The question of why pork rinds, a snack derived from an animal product, often carry a label stating they are “not a significant source of protein” is a common point of confusion for consumers. This paradox arises because the high gram count of protein listed on the nutrition panel does not reflect the protein’s nutritional usefulness to the human body. The U.S. Food and Drug Administration (FDA) mandates that protein content claims must account for the quality of the protein, not just the total amount present. The answer involves the specific composition of the pork rind and the regulatory rules governing food labeling.
The Composition of Pork Rinds
Pork rinds, known in many cultures as chicharrĂ³nes, are the skin of a pig that has been rendered and fried. The process begins with fresh pork skin, which is boiled or slow-cooked to remove excess fat, drained, and then deep-fried at high temperatures. This frying causes the skin to puff up into the light, airy, and crunchy snack familiar to consumers.
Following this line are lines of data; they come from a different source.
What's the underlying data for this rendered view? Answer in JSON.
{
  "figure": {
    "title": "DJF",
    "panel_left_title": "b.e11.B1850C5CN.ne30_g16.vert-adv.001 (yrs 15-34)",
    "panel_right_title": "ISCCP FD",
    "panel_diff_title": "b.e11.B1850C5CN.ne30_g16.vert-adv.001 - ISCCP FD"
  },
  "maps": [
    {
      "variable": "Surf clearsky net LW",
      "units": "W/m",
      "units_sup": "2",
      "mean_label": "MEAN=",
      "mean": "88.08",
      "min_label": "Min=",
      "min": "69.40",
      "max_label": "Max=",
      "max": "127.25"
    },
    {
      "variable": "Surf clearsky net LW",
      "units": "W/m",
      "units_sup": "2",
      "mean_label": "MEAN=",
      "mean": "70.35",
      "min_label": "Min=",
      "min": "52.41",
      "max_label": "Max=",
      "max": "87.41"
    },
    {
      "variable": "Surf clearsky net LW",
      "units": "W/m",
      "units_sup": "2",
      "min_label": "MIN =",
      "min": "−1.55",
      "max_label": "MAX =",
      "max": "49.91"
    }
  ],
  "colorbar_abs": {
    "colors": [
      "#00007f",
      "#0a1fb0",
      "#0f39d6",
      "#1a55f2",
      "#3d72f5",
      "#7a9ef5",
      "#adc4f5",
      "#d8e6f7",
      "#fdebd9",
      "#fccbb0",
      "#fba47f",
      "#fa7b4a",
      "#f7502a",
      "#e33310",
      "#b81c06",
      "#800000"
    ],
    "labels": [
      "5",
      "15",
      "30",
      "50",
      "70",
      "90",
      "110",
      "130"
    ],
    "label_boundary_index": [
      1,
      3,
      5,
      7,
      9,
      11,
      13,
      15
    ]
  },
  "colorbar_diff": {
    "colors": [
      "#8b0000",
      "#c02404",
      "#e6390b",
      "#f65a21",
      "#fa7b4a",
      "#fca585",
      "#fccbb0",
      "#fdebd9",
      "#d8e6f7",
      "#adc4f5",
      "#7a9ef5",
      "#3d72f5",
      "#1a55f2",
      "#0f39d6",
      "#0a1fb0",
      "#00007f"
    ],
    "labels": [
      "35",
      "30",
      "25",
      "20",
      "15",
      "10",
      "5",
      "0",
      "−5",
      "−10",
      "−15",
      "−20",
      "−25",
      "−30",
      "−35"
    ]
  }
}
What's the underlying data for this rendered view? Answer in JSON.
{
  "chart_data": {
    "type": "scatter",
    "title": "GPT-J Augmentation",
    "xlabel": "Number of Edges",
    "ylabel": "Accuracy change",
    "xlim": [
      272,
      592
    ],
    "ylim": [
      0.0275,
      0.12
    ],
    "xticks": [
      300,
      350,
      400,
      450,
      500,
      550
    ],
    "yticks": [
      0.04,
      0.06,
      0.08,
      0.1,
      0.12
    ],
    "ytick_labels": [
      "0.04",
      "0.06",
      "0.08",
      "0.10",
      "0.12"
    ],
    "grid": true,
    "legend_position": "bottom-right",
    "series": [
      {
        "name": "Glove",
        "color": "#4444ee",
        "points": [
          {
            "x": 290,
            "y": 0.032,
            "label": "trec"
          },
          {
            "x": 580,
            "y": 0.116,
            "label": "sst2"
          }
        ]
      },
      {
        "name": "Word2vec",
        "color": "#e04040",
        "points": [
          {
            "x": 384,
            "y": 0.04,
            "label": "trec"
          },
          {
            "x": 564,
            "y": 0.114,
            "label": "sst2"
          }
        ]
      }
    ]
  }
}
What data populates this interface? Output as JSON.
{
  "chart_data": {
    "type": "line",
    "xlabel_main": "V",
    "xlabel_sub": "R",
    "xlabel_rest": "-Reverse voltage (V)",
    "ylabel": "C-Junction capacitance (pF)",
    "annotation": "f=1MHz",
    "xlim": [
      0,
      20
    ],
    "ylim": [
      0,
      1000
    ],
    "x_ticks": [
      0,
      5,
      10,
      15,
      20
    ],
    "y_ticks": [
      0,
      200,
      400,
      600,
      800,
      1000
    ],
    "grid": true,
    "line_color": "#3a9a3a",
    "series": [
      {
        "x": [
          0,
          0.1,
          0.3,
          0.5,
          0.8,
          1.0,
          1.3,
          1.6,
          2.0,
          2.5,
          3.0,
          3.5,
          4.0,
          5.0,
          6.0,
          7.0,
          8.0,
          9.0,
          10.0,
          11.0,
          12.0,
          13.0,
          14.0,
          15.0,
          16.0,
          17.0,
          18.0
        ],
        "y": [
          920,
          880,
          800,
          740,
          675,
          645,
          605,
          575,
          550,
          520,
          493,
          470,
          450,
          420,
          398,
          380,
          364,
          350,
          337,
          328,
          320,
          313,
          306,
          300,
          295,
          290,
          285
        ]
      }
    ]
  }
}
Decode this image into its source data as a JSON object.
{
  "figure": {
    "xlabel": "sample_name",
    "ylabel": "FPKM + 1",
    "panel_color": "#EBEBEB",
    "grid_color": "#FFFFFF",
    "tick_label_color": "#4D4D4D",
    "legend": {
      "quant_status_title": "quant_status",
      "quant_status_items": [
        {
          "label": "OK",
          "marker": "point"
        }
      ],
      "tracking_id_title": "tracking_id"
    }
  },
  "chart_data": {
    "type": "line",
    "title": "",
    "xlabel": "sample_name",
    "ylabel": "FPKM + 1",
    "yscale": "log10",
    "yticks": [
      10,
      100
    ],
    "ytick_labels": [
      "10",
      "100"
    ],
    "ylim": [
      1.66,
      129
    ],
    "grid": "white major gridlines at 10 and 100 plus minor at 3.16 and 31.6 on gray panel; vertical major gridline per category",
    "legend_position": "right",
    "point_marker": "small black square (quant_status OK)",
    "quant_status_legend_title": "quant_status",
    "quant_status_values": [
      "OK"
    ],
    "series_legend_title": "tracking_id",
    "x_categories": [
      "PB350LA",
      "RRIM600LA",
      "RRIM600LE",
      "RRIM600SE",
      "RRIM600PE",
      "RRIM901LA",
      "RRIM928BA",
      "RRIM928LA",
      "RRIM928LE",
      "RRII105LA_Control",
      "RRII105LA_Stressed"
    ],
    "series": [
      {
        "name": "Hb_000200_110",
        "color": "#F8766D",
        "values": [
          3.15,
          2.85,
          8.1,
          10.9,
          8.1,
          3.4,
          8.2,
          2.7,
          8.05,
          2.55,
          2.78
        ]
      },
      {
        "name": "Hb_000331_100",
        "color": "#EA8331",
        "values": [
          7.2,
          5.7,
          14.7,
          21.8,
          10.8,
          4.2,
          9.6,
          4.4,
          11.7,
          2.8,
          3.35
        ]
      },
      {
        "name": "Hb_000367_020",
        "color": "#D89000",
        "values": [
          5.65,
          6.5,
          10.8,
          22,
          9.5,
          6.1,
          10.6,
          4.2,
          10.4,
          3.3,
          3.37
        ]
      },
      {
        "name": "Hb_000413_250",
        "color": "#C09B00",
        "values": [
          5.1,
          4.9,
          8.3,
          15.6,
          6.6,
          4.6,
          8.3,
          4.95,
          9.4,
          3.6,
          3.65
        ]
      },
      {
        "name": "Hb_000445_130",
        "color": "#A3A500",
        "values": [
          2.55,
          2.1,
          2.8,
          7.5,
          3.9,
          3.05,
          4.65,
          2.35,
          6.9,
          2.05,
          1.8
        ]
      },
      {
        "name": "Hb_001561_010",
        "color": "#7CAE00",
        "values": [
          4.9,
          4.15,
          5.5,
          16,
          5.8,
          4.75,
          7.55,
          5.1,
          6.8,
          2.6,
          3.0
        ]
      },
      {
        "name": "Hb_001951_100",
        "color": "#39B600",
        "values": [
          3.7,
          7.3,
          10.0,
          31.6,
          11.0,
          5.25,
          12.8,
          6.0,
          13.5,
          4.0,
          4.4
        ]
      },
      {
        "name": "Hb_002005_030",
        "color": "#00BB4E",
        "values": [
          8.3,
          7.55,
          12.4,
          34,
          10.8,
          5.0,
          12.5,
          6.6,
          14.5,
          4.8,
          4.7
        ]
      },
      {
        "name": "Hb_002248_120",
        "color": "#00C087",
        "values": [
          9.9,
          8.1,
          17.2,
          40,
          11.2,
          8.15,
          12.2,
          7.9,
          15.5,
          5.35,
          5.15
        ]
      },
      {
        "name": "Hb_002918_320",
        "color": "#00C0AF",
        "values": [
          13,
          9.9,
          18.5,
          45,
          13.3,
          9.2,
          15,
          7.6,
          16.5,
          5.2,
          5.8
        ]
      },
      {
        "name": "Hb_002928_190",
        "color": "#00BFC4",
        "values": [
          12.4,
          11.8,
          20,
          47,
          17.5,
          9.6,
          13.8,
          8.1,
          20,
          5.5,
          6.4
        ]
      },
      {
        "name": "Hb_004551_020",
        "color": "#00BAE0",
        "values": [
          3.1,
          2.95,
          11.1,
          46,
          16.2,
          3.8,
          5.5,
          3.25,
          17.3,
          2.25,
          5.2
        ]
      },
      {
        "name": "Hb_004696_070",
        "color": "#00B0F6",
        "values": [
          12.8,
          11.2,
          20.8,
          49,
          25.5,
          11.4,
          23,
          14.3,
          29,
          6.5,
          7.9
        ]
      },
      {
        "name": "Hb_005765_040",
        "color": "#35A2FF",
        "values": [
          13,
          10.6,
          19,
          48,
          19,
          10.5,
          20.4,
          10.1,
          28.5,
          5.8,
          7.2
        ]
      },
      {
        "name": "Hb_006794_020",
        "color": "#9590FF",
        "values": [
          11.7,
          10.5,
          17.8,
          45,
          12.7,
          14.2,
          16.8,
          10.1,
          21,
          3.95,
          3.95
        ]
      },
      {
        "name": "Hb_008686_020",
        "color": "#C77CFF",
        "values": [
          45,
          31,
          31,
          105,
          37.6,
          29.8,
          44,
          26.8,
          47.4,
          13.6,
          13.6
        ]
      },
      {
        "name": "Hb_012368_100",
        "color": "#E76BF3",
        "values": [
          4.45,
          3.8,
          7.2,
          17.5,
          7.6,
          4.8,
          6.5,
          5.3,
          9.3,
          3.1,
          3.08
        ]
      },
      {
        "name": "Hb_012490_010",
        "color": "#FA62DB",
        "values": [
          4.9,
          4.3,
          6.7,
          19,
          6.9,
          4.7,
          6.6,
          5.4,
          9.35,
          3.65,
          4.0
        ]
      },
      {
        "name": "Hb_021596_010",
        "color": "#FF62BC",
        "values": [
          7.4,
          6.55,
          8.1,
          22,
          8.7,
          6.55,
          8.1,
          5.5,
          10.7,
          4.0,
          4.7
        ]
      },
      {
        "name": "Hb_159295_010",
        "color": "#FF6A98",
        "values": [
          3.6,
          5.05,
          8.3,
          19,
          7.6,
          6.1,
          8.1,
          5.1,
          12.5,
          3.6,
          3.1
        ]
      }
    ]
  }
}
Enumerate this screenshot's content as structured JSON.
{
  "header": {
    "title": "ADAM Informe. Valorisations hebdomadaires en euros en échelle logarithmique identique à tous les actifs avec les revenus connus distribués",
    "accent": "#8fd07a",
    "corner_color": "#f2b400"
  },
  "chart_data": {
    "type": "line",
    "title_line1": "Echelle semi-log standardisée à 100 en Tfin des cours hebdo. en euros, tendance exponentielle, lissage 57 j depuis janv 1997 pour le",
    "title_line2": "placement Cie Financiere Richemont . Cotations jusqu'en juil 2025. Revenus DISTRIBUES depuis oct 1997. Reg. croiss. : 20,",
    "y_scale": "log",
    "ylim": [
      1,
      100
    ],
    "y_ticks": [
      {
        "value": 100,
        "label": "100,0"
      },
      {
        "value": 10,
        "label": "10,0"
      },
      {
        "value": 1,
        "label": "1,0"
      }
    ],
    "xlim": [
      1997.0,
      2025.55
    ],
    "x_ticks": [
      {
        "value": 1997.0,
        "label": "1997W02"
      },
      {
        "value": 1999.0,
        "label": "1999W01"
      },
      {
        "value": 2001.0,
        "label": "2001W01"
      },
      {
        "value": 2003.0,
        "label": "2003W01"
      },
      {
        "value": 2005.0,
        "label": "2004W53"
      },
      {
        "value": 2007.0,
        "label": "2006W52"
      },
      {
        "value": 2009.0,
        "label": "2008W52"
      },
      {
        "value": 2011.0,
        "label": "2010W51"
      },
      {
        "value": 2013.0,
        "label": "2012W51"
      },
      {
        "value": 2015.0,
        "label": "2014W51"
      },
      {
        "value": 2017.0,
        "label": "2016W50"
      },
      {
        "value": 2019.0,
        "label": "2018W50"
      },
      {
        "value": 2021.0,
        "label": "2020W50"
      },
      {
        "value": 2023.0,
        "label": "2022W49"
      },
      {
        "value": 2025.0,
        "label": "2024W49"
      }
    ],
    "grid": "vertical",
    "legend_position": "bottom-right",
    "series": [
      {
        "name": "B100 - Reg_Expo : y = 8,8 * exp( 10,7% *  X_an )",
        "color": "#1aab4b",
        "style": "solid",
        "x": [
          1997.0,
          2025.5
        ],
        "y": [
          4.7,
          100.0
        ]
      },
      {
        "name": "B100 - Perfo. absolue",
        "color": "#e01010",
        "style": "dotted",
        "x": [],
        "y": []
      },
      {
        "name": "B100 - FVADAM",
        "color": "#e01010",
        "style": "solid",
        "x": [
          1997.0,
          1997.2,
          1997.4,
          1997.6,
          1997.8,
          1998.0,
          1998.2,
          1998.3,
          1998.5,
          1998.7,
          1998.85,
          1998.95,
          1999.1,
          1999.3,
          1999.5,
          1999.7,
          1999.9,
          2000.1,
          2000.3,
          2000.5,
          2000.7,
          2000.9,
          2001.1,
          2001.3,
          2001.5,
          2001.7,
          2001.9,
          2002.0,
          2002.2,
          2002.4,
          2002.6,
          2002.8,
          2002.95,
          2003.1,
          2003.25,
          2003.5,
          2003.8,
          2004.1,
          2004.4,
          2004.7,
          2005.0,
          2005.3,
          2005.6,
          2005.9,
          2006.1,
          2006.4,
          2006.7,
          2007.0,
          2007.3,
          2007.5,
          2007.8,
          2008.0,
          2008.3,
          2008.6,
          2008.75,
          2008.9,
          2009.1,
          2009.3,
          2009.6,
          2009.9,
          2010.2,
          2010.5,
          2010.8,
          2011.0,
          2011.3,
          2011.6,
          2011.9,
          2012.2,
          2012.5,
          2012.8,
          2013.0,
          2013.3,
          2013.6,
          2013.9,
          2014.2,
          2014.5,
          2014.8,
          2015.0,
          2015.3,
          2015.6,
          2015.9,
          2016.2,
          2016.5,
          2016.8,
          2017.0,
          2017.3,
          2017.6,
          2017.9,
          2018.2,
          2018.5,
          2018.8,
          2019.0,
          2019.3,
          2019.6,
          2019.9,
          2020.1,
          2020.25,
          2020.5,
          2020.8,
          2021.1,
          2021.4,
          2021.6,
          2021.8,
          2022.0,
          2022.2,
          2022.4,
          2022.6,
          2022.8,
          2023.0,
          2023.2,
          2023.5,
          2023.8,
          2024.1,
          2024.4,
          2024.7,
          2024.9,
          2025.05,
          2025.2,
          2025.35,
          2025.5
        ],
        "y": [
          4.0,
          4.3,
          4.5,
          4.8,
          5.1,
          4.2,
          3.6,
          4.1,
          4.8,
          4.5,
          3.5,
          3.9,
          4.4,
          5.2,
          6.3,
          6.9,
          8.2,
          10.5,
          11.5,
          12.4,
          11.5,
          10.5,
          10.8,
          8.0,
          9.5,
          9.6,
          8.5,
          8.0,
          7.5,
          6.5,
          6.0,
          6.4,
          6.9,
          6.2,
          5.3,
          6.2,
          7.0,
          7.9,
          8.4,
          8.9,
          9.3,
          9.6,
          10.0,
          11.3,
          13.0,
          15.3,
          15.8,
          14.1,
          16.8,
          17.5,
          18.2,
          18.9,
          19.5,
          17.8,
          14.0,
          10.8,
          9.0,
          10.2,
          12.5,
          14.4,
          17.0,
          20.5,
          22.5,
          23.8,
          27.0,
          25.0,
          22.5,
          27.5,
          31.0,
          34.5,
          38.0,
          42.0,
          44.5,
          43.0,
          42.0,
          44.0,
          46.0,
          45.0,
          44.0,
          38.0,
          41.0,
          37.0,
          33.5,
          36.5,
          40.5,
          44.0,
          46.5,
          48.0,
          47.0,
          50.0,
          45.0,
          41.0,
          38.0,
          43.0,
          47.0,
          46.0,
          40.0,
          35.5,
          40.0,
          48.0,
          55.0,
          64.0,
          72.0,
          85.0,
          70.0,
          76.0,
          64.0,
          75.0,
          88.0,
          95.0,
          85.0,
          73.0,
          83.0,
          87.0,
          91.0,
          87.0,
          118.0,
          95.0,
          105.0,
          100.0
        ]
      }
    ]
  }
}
The protein structure in the skin is almost entirely composed of collagen, the primary structural protein in animal connective tissues. Collagen is specialized for structure and elasticity, unlike the variety of proteins found in muscle meat. This distinction is important because collagen’s chemical makeup is fundamentally different, establishing the product’s incomplete nutritional profile.
The Nutritional Definition of “Significant Protein”
The requirement for the “not a significant source of protein” disclaimer is a matter of regulatory compliance set by the FDA for nutrient content claims. The FDA has established specific thresholds for a food to be considered a “good source” or “excellent source” of a nutrient, including protein. A food can only claim to be a “good source” of protein if a single serving provides 10% to 19% of the Daily Value (DV).
The Daily Value for protein is set at 50 grams for a 2,000-calorie diet, meaning a food must provide at least 5 grams of protein per serving to meet the 10% threshold. This calculation is not based on the raw gram count alone; it must be adjusted to reflect the protein’s quality. If a food falls below the 10% DV threshold, the manufacturer must include the disclaimer.
The Quality of Collagen Protein
The final factor is the nutritional quality of the collagen protein itself. The FDA uses the Protein Digestibility Corrected Amino Acid Score (PDCAAS) to determine the quality of a protein source. This score measures how well a protein provides the nine essential amino acids that the human body cannot produce.
Collagen is classified as an incomplete protein because it lacks or has insufficient amounts of one or more essential amino acids. Specifically, collagen is very low in tryptophan, which is necessary for human health. Because of this deficiency, the PDCAAS score for collagen is low, significantly discounting the raw gram count of protein when calculating the Daily Value (DV).
Even if a serving of pork rinds contains 7 or 8 grams of protein, the low PDCAAS score reduces the amount counted toward the DV. This corrected, lower value causes the product to fall below the 10% DV threshold required to avoid the disclaimer. The label reflects the protein’s limited biological value despite its high quantity.